Признаюсь, я как-то даже поначалу не поверил. Это уже была коренная немецкая земля, Нейсе — один из последних водных рубежей перед Берлином. Но красная стрелка на карте действительно глубоко вонзалась в массив синих овалов и кругов, что были за голубой жилкой реки. Эти овалы, круги, прямоугольники были как бы раздвинуты, разъединены, оттеснены.
— Но ведь там же очень развитые оборонительные сооружения?
— Да, конечно… Были. И не один, а три пояса, видите? Но их уже прорвали и прошли. — И Дорохин, как в большинство оперативников, человек спокойный и уравновешенный, старающийся в своих сообщениях избегать восклицательных знаков, вдруг переходя на «ты», воскликнул: — Видишь, как воевать стали! Об инженерных войсках написать обязательно надо… Тут, на Нейсе, они показали класс.
И рассказал, как проходило форсирование этой реки. Оказывается, пока мы с Кожевниковым катили на трамваях по Силезии, тут происходили действительно удивительные события. Под прикрытием густой дымовой завесы, выставленной авиацией над поймой Нейсе, завязался прямо-таки классический бой. Первый рубеж неприятельской обороны был накрыт залпами мощной артиллерийской подготовки, и штурмовые батальоны, уже натренированные на форсировании Одера, на подсобных средствах переправились на западный берег и создали там много небольших плацдармов. И тут же взяли слово инженерные части. Они начали наводить мосты.

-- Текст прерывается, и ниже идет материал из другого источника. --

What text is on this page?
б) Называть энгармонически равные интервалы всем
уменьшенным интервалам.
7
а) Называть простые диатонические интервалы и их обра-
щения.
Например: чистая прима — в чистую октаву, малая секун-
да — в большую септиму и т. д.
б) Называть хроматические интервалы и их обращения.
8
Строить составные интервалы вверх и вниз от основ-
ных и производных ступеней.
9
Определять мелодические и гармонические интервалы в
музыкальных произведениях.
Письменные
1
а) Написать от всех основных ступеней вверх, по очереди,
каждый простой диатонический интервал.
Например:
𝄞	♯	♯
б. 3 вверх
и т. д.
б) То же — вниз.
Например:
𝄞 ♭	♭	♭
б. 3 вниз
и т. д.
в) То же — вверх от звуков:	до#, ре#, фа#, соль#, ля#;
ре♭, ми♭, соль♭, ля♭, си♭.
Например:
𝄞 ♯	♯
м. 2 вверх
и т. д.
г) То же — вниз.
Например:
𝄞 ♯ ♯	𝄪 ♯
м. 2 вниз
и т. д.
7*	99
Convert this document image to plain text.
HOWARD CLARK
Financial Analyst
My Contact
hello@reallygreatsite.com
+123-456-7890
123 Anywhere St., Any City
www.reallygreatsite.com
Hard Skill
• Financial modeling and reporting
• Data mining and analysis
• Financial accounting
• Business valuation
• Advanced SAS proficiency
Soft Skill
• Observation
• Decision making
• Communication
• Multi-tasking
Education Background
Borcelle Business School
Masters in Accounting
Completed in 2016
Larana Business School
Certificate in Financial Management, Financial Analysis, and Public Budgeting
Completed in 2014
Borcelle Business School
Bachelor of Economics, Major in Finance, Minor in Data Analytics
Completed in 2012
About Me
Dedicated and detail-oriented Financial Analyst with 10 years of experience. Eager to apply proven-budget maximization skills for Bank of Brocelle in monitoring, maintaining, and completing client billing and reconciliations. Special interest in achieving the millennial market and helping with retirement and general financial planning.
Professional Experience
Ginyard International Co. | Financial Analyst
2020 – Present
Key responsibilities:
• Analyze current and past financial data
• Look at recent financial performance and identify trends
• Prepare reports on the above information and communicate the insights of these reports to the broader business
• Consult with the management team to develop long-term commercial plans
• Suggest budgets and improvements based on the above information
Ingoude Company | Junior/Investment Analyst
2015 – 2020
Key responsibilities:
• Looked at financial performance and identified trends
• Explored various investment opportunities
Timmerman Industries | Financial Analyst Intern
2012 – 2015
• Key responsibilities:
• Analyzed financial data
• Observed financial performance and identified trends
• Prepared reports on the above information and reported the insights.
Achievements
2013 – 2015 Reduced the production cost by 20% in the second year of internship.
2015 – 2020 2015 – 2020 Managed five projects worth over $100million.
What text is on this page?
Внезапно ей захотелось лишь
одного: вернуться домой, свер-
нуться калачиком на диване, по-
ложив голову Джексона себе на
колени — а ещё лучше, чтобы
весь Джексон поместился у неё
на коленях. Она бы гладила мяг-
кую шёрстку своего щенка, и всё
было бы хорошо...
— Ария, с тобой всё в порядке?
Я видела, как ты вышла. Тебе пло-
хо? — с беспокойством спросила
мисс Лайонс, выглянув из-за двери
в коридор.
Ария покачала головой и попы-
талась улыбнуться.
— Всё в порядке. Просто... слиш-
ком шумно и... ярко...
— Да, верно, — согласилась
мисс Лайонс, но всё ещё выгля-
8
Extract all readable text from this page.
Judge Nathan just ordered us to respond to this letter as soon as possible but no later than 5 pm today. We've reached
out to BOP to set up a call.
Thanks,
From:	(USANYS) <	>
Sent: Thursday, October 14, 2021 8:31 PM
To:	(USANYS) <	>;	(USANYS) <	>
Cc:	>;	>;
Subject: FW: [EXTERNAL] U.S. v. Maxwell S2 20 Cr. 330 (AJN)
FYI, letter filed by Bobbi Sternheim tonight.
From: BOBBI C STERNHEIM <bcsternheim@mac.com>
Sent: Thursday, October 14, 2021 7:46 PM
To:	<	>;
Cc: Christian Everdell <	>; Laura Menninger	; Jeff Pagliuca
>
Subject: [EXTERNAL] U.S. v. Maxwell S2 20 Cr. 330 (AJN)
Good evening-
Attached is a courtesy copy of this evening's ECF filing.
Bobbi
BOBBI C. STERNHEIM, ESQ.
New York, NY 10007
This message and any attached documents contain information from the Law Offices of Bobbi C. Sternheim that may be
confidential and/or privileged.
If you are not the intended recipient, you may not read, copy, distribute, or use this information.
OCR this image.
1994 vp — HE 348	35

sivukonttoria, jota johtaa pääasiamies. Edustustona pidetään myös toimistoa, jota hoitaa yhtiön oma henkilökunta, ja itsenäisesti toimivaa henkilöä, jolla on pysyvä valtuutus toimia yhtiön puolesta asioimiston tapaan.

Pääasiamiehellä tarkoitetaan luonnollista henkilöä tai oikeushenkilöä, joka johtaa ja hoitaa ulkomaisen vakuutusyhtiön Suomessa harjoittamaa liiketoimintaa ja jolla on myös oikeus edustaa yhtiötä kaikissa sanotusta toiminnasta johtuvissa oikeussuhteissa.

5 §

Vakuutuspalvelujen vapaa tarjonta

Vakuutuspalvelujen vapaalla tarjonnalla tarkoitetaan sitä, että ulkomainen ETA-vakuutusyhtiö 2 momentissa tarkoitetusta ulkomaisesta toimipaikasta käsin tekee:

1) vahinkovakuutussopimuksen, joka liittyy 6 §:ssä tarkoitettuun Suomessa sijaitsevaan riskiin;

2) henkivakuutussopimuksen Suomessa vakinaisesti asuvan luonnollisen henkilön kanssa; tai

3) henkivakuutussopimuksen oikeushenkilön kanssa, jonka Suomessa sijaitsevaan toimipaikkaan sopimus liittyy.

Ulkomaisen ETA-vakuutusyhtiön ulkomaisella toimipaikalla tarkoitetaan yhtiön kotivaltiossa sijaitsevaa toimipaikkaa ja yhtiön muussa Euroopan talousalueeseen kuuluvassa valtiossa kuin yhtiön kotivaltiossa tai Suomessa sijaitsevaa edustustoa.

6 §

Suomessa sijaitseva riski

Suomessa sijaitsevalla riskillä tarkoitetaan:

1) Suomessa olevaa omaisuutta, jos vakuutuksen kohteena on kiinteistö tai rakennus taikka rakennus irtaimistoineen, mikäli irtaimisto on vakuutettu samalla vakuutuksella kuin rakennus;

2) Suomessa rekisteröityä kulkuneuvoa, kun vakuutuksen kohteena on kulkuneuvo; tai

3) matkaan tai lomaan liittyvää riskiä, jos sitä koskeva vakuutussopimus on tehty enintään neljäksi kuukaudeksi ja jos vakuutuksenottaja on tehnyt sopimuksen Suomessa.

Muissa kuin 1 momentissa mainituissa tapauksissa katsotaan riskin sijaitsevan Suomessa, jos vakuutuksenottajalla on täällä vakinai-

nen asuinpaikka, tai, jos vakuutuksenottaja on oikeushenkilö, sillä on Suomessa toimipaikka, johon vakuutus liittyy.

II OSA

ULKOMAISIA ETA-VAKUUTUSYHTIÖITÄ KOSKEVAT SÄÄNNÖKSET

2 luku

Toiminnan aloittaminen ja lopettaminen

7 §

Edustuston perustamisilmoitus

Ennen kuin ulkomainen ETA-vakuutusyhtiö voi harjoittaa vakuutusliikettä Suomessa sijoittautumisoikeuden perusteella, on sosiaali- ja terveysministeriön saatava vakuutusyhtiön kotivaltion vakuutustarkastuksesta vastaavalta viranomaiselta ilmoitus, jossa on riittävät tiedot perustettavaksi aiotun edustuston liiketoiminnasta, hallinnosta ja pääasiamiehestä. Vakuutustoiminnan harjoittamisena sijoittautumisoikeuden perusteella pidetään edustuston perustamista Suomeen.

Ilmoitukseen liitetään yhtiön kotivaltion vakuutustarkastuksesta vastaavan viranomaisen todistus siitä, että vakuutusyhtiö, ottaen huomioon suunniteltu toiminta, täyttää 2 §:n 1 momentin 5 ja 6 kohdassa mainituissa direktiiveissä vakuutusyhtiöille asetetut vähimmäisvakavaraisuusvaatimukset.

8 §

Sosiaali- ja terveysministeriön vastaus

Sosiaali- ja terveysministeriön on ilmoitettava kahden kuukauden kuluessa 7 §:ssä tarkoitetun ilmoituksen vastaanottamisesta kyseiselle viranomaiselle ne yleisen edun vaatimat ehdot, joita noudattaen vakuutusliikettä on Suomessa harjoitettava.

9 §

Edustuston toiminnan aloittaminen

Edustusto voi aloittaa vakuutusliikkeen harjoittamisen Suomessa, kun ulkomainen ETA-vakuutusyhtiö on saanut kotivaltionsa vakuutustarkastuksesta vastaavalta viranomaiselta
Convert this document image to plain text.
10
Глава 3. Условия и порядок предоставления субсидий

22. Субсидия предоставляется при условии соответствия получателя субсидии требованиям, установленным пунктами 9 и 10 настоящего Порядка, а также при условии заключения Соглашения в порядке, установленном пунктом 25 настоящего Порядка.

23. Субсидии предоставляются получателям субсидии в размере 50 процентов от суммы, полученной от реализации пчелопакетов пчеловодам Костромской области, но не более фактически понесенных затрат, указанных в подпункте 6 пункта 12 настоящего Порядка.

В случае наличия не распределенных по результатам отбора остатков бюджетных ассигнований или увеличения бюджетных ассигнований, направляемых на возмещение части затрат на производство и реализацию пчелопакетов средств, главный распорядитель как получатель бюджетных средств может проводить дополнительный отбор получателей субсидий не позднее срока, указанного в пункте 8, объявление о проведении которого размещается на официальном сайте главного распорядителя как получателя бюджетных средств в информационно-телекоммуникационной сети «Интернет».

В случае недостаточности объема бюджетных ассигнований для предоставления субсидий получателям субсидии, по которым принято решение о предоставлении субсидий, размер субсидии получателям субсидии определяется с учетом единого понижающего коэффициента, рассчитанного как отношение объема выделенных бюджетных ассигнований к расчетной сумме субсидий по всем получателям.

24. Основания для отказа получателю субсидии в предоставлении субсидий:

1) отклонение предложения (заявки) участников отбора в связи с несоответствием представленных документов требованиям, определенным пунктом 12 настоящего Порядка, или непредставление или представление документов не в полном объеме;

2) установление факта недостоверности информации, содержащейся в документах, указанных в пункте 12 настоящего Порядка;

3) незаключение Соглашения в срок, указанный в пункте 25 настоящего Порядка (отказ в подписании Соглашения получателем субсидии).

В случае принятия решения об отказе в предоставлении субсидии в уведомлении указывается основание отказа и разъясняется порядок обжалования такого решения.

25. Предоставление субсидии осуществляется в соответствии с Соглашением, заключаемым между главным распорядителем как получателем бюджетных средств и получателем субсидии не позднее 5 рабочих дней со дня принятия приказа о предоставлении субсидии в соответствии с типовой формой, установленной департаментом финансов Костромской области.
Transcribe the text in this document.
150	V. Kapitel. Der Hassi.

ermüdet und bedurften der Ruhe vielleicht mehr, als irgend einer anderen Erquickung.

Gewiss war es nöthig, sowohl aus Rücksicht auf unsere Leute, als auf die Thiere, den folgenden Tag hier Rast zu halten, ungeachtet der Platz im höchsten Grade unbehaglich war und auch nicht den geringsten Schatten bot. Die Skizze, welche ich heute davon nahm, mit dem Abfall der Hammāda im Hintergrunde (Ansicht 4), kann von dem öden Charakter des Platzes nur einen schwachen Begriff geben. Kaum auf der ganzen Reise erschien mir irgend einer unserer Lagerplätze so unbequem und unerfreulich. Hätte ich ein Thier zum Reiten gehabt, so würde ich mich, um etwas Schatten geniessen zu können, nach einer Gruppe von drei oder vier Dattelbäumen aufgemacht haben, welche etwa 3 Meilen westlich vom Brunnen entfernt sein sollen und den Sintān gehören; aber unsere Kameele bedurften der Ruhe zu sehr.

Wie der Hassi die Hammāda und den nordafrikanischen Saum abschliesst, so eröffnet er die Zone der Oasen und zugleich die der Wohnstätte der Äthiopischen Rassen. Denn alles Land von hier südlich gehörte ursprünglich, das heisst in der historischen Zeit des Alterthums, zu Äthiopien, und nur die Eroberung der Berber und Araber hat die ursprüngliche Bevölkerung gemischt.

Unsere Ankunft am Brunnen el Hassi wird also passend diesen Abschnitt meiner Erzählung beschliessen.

Сначала это были штурмовые мостики, по которым на тот берег цепочкой пробежали передовые подразделения. Потом минут за сорок — пятьдесят были наведены уже понтонные мосты с большей грузоподъемностью. Через два часа функционировали средние мосты, через которые стали переправляться танки и самоходные орудия, а через четыре-пять часов существовали уже жесткие мосты, по горбам которых проходили уже тяжелые танки ИС, KB и орудия самого большого калибра. И все это под бомбежкой, под обстрелом.
А пока строились мосты, работали и понтонные, и лодочные переправы.
— Сто тридцать переправ наведено за сутки! — воскликнул подполковник Дорохин, оставив для этой последней фразы минимум три восклицательных знака.
— Ну а противник, противник?
— Противник, что ж, разумеется, противник таранит сейчас наши фланги. Пленные офицеры показывают, что есть приказ самого Гитлера столкнуть нас в реку. Обозначились новые части, которые спешно подвозятся на этот участок. Бросают на стол козыри. Подтянута танковая дивизия 'Охрана фюрера'. И еще одна, тоже эсэсовская, «Богемия». И противотанковая подвижная бригада, ее название пока еще не установлено.
— Опасности для флангов нет?
— Вы представляете, сколько Конев войск туда ввел? Черта лысого теперь они нас потеснят. Три полосы обороны пройдены за сутки. Где и когда это было?
Нет, положительно наш немногословный друг ведет сегодня разговор на одних восклицательных знаках.
— У меня есть поручение от редактора к командующему. Как мне его найти?
— Вот это трудновато будет. Он где-нибудь там, на направлении главного удара. Вчера на наблюдательном пункте генерала Пухова был, а сегодня? Звонит откуда-то по телефону. Сегодня с утра Рыбалко активничает, наверное, тоже хочет Шпрее с ходу форсировать. Вот и наш, наверное, там у него. Ищите вот здесь, — И он указал на карте извилину голубой жилки Шпрее, где она подступала к зеленой массе леса.
Ну, разумеется, мы с Крушинским отправились туда.